Соплежуйка Лилёк пускала пузыри из слюней и, счастливая, намазывала бараний помёт на стенку деревянного загончика. Я вздохнул. Не имело смысла что-то говорить этой дурочке. В её дырявой голове информация не зацеплялась ни на миг.

– Теперь оближи пальцы, Лилёк, – злобно сказала Девочка.

Я посмотрел на неё, приподняв брови. Дикарка коварно улыбнулась и продолжила методично стричь барана.

Вечерело. В норе становилось сумрачно. Я вспомнил, что давно не посылал сигнал бедствия. Да зачем? Всё равно его никто не услышит.

– Что ты возишься с этой сопливой? К третьей весне её убьют и принесут в жертву богам.

Рука непроизвольно дёрнулась, и я выпустил шерсть.

– Что? Она же ничего вам не сделала!

– Ну… Может, хочешь сам стать жертвой вместо неё? – хмыкнула Девочка.

Я заткнулся и уставился в пол. Дикари превзошли сами себя в культурном уровне. Принести разумное существо в жертву несуществующим богам!

Впрочем, какая мне разница? Пусть делают, что хотят. Лишь бы меня не трогали.

Я вернулся к мучению овечки. Одной рукой ухватился за шерсть, второй попытался ровно срезать кудрявую шубу. Прерывать срезаемое полотно нельзя, но, как назло, рука тряслась – пальцы затекли и стёрлись от тяжёлых ножниц.
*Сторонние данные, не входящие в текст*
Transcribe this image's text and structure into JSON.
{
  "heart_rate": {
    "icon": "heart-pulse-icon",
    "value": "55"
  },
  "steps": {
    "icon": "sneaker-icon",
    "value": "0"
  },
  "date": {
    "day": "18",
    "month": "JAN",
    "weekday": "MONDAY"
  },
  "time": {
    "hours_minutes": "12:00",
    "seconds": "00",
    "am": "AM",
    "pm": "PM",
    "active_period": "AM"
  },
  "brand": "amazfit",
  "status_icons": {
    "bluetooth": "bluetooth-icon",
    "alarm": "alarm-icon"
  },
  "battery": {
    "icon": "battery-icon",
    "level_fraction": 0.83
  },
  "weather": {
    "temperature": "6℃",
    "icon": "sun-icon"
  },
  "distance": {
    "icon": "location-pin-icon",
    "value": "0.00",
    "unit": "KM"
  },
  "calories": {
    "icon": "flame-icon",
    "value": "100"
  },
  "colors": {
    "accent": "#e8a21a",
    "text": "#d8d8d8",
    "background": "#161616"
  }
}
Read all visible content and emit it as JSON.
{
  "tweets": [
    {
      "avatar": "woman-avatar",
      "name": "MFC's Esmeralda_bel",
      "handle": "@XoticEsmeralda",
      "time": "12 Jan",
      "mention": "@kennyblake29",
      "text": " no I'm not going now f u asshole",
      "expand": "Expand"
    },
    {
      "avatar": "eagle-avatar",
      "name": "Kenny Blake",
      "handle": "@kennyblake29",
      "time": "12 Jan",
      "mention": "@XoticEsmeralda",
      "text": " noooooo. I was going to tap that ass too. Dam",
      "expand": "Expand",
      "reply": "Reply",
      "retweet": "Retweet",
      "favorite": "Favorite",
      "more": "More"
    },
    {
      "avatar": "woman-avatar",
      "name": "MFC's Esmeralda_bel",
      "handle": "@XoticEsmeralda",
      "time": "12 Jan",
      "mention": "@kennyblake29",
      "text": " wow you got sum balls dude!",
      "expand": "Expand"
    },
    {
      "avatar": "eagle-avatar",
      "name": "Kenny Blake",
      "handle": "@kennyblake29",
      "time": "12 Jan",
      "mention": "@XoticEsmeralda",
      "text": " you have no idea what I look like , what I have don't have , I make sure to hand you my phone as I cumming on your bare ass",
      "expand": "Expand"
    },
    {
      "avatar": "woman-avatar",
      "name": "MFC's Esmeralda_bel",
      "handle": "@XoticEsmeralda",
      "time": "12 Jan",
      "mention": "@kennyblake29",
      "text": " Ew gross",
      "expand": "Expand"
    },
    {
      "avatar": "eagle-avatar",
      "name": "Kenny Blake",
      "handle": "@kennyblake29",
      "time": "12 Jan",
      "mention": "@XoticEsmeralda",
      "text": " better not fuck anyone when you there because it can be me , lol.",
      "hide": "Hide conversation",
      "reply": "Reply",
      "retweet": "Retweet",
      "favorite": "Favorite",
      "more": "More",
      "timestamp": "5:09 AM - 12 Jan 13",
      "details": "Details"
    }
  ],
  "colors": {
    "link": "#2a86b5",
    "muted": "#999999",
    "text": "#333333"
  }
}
Овечка грустно поглядела мне в глаза. Я подумал о Лилёк. Когда её будут убивать дикари, а она даже не поймёт, что происходит. И? Это нормально?

– Ну поплачь сюда, неженка. – Девочка похлопала по своему «дружескому» плечу.

Я врубил музыку в ухе и, не глядя на дикарку, сосредоточился на шерсти.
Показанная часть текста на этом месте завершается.